Three individual wire fraud charges on which she was found guilty had dates attached relating to the defrauding of investors: $38 million in wire fraud in February 2014, and two separate wire fraud charges in October 2014. The fourth guilty verdict was for conspiracy to commit wire fraud.
The trial has captured Silicon Valley's attention as well as that of tech-watchers across the country, largely because of the larger-than-life persona Holmes originally carved out for herself — styling herself as a young Steve Jobs, ready to create wealth from nothing and save the world via bioscience. (A Hulu series centered on the trial is due out this spring starring Amanda Seyfried as Holmes.) And as the Times notes, this case was notable for its rarity. "Few technology executives are charged with fraud and even fewer are convicted," the paper writes, adding that "tales of start-up chicanery" like that of Theranos and WeWork in recent years, "have not slowed the flow of capital toward charismatic founders spinning tales of business success."
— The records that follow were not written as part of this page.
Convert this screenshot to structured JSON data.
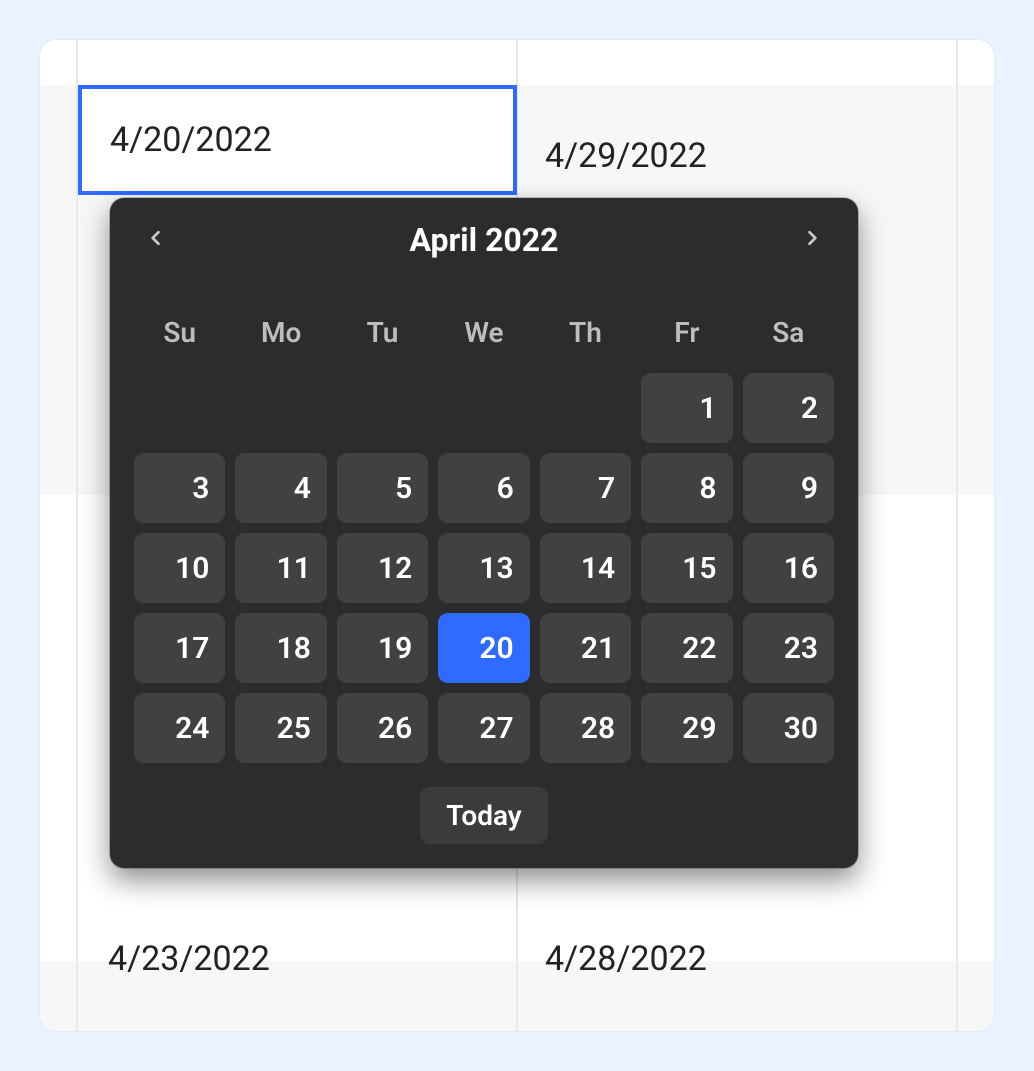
{
  "cells": {
    "active_value": "4/20/2022",
    "right_value": "4/29/2022",
    "bottom_left": "4/23/2022",
    "bottom_right": "4/28/2022"
  },
  "datepicker": {
    "month_label": "April 2022",
    "today_label": "Today",
    "selected_day": 20,
    "dow": [
      "Su",
      "Mo",
      "Tu",
      "We",
      "Th",
      "Fr",
      "Sa"
    ],
    "weeks": [
      [
        null,
        null,
        null,
        null,
        null,
        1,
        2
      ],
      [
        3,
        4,
        5,
        6,
        7,
        8,
        9
      ],
      [
        10,
        11,
        12,
        13,
        14,
        15,
        16
      ],
      [
        17,
        18,
        19,
        20,
        21,
        22,
        23
      ],
      [
        24,
        25,
        26,
        27,
        28,
        29,
        30
      ]
    ]
  }
}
Going into the trial, many had argued that Holmes was only guilty of doing a version of something that tech founders have been doing for decade — faking it until you make it, as it were. But as law professor and former prosecutor Jessica Roth tells the Times, this case "shines a light on the importance of drawing a distinction between truth and optimistic projections — and keeping that clear in ones mind."
Each of the four counts Holmes was found guilty of carries a possible 20-year sentence, but she will likely serve much less time, with the sentence for each count likely to be lower and to be served concurrently.
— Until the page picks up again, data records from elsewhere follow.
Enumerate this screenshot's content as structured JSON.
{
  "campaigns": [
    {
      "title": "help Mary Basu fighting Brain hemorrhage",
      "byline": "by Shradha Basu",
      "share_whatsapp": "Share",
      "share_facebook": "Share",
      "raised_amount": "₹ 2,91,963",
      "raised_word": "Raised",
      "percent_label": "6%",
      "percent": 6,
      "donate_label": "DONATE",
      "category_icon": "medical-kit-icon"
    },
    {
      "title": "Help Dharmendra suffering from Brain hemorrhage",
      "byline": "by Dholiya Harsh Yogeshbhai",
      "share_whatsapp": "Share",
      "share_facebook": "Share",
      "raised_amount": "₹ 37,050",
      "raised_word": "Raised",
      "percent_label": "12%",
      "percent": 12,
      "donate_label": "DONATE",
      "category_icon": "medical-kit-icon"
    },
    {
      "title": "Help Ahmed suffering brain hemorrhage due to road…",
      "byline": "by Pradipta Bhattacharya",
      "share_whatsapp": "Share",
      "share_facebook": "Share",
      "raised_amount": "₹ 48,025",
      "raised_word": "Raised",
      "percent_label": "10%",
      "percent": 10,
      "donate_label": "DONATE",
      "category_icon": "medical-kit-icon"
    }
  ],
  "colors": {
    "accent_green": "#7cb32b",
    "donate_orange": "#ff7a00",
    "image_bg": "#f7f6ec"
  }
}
Holmes currently has a five-month-old infant at home with her husband of two years, Billy Evans.
While the government can still attempt to retry Holmes on the three deadlocked charges, legal analysts suggested Monday that would be unlikely if any guilty verdicts came down, because the government has now essentially won their case.
The much-delayed trial — last delayed because of Holmes's pending delivery of her baby — has gone on for over four months. The witness list included a money manager for the family of former education secretary, Betsy DeVos, and other prominent Theranos investors included Rupert Murdoch, Larry Ellison, George Shultz, and Henry Kissinger.